Randy literally shoved her costumes into my hands and said, “Here, deal with this. She’s been fitted. Her wardrobe shouldn’t need anything but fine adjustments. Just pin the hems.”

Wren, I quickly discovered, did not fit her gentle-sounding name. At. All. She was a tiny redheaded, blue-eyed terror. The sort that gives redheads a bad name and makes it tough on the rest of us.

Checking her wardrobe took twice as long as it should have. While I worked, Wren wiggled, whined, complained, and blackmailed me for cookies and sodas from the break room. Her mother was constantly in my way, commenting, advising, and insisting that Wren’s costume should be designed so as to best accentuate her features. Having previously had small parts in several Austin-based plays, little Wren was a star in the making—at least according to her mother. I finally determined that Mom was more than a little over the top and possibly on a high dose of medication, and she had some sort of personal connection with someone on the production who had pull.

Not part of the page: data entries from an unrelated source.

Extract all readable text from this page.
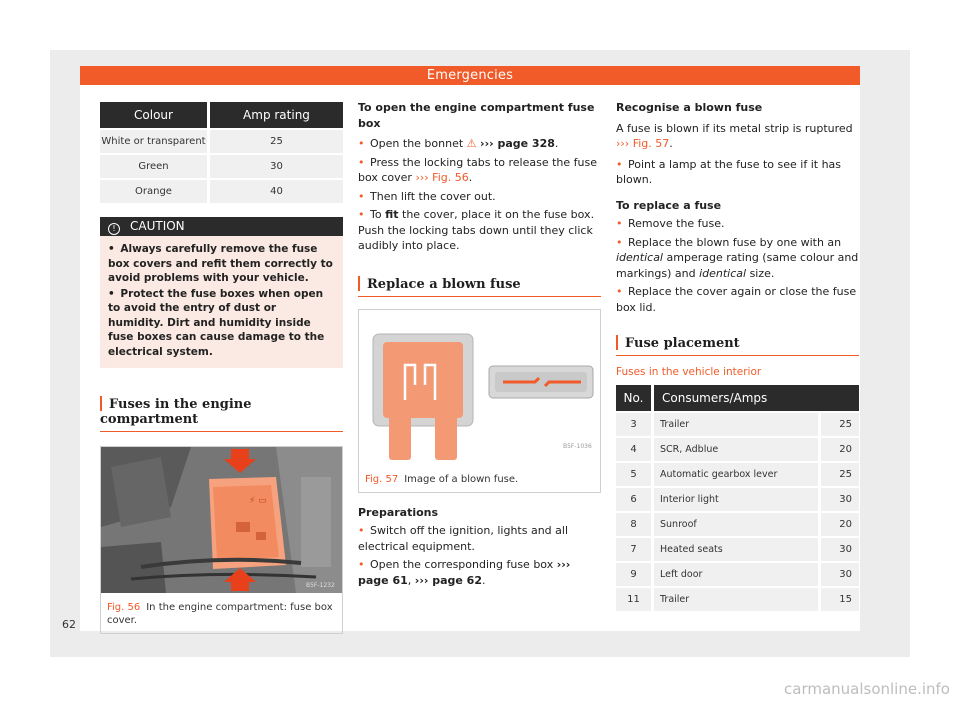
Emergencies
Colour	Amp rating
White or transparent	25
Green	30
Orange	40
! CAUTION

• Always carefully remove the fuse box covers and refit them correctly to avoid problems with your vehicle.

• Protect the fuse boxes when open to avoid the entry of dust or humidity. Dirt and humidity inside fuse boxes can cause damage to the electrical system.

Fuses in the engine compartment
⚡ ▭
B5F-1232
Fig. 56 In the engine compartment: fuse box cover.

To open the engine compartment fuse box

• Open the bonnet ⚠ ››› page 328.

• Press the locking tabs to release the fuse box cover ››› Fig. 56.

• Then lift the cover out.

• To fit the cover, place it on the fuse box. Push the locking tabs down until they click audibly into place.

Replace a blown fuse
B5F-1036
Fig. 57 Image of a blown fuse.

Preparations

• Switch off the ignition, lights and all electrical equipment.

• Open the corresponding fuse box ››› page 61, ››› page 62.

Recognise a blown fuse

A fuse is blown if its metal strip is ruptured ››› Fig. 57.

• Point a lamp at the fuse to see if it has blown.

To replace a fuse

• Remove the fuse.

• Replace the blown fuse by one with an identical amperage rating (same colour and markings) and identical size.

• Replace the cover again or close the fuse box lid.

Fuse placement
Fuses in the vehicle interior
No.	Consumers/Amps	
3	Trailer	25
4	SCR, Adblue	20
5	Automatic gearbox lever	25
6	Interior light	30
8	Sunroof	20
7	Heated seats	30
9	Left door	30
11	Trailer	15
62
carmanualsonline.info
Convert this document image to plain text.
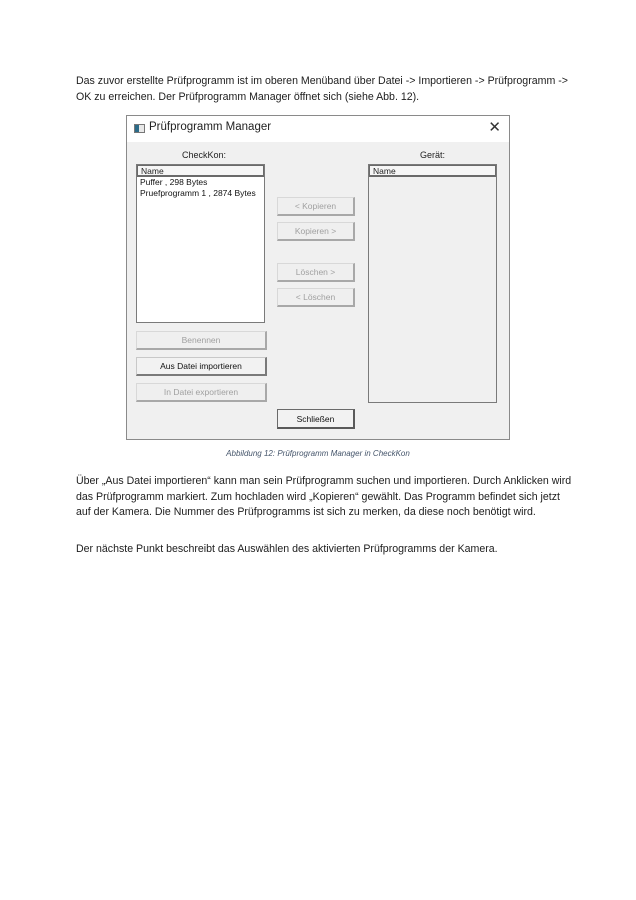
Das zuvor erstellte Prüfprogramm ist im oberen Menüband über Datei -> Importieren -> Prüfprogramm -> OK zu erreichen. Der Prüfprogramm Manager öffnet sich (siehe Abb. 12).

Prüfprogramm Manager	✕
CheckKon:
Name
Puffer , 298 Bytes
Pruefprogramm 1 , 2874 Bytes
Gerät:
Name
< Kopieren
Kopieren >
Löschen >
< Löschen
Benennen
Aus Datei importieren
In Datei exportieren
Schließen
Abbildung 12: Prüfprogramm Manager in CheckKon

Über „Aus Datei importieren“ kann man sein Prüfprogramm suchen und importieren. Durch Anklicken wird das Prüfprogramm markiert. Zum hochladen wird „Kopieren“ gewählt. Das Programm befindet sich jetzt auf der Kamera. Die Nummer des Prüfprogramms ist sich zu merken, da diese noch benötigt wird.

Der nächste Punkt beschreibt das Auswählen des aktivierten Prüfprogramms der Kamera.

By the time she walked her soda-bloated eleven-year-old down the hall and out the door, I was convinced that parenthood would never be for me.

When I finally left the Berman, it seemed like days had passed since I’d been home. Trudging up the stairs to our apartment, all I wanted to do was climb into the shower, wash off the grime from crawling around on the floor, and sink into bed. Unfortunately, I had finals to study for this week.

A dark form suddenly appeared above me at the top of the stairs, and I gasped and staggered back a step before realizing it was only Stewart.

“You scared me.” I exhaled loudly and started up the stairs again.

Adjusting his backpack, Stewart plodded past without glancing my way. “You shouldn’t leave pizza boxes outside your door, Allie. It attracts vermin.”

“Sorry. That must’ve been Kim. I’ll get her to clean it up.” At this point, I couldn’t count how many times Stewart had flagged us for stairwell offenses.

“I took them to the trash for you. So you wouldn’t be in violation . . . if they spot-check the stairwell areas.”

“Thank you, Stewart. Sorry about the pizza boxes.” But he’d already headed for the parking lot.

When I opened the apartment door, Kim was sitting on the sofa with a stack of cash beside her and her laptop balanced on her knees.

“What’s all this?” I asked, though I was afraid to know.

“I screwed up.” She didn’t bother to look at me but remained bent over the laptop screen, wildly scrolling. “There’s food in the kitchen. Oh man, I screwed up so bad. Stewart’s going to kill me.”

“If you mean the pizza boxes, I saw Stewart on the stairs. He actually carried them down to the trash in case there was a
spot check
.”

“Don’t mention
Stewart.
If he finds out . . . oh man.” She slapped a palm to her forehead, pulling upward until she
had the bug-eyed look of a Pekingese dog with its topknot rubber-banded too tight. “It was just a CD pack of audio recordings that were made back in the thirties and forties—interviews with people who’d lived through the Civil War period, I think. I remember putting them in my truck, and I thought I brought them back into the apartment before I met the guy who answered the Craigslist ad. I know I did, but they’re not here. Stewart just came by to ask if I’d given them to you, and I lied and said you were listening to them.”

She cast a miserable, guilt-ridden look my way. “I didn’t mean to. I just panicked. You know how seriously Stewart takes things. I must’ve accidentally thrown the CDs away when I cleaned all the junk out of my truck at the car wash. And I even called down there, and they’d already had their trash hauled away. So now I’m trying to figure out if there’s anywhere I can buy copies.”

I walked to the table, set my stuff down, and rested my head against the divider wall. “Kim, you lost some of the things you convinced Stewart to smuggle from the library? Please say no.”

“I’ve got it under control.” She huddled closer to the computer. “I remember the name—
American Voices
. University of Nebraska. I’ll replace them, and nobody will ever know the difference. Don’t worry, okay? Heat up some of the leftover pizza and come sit down. I’ve gotta tell you about the guy who bought my car. We sat out in the parking lot talking for
three hours
, and then we ordered pizza and talked some more. I think I’m in love.”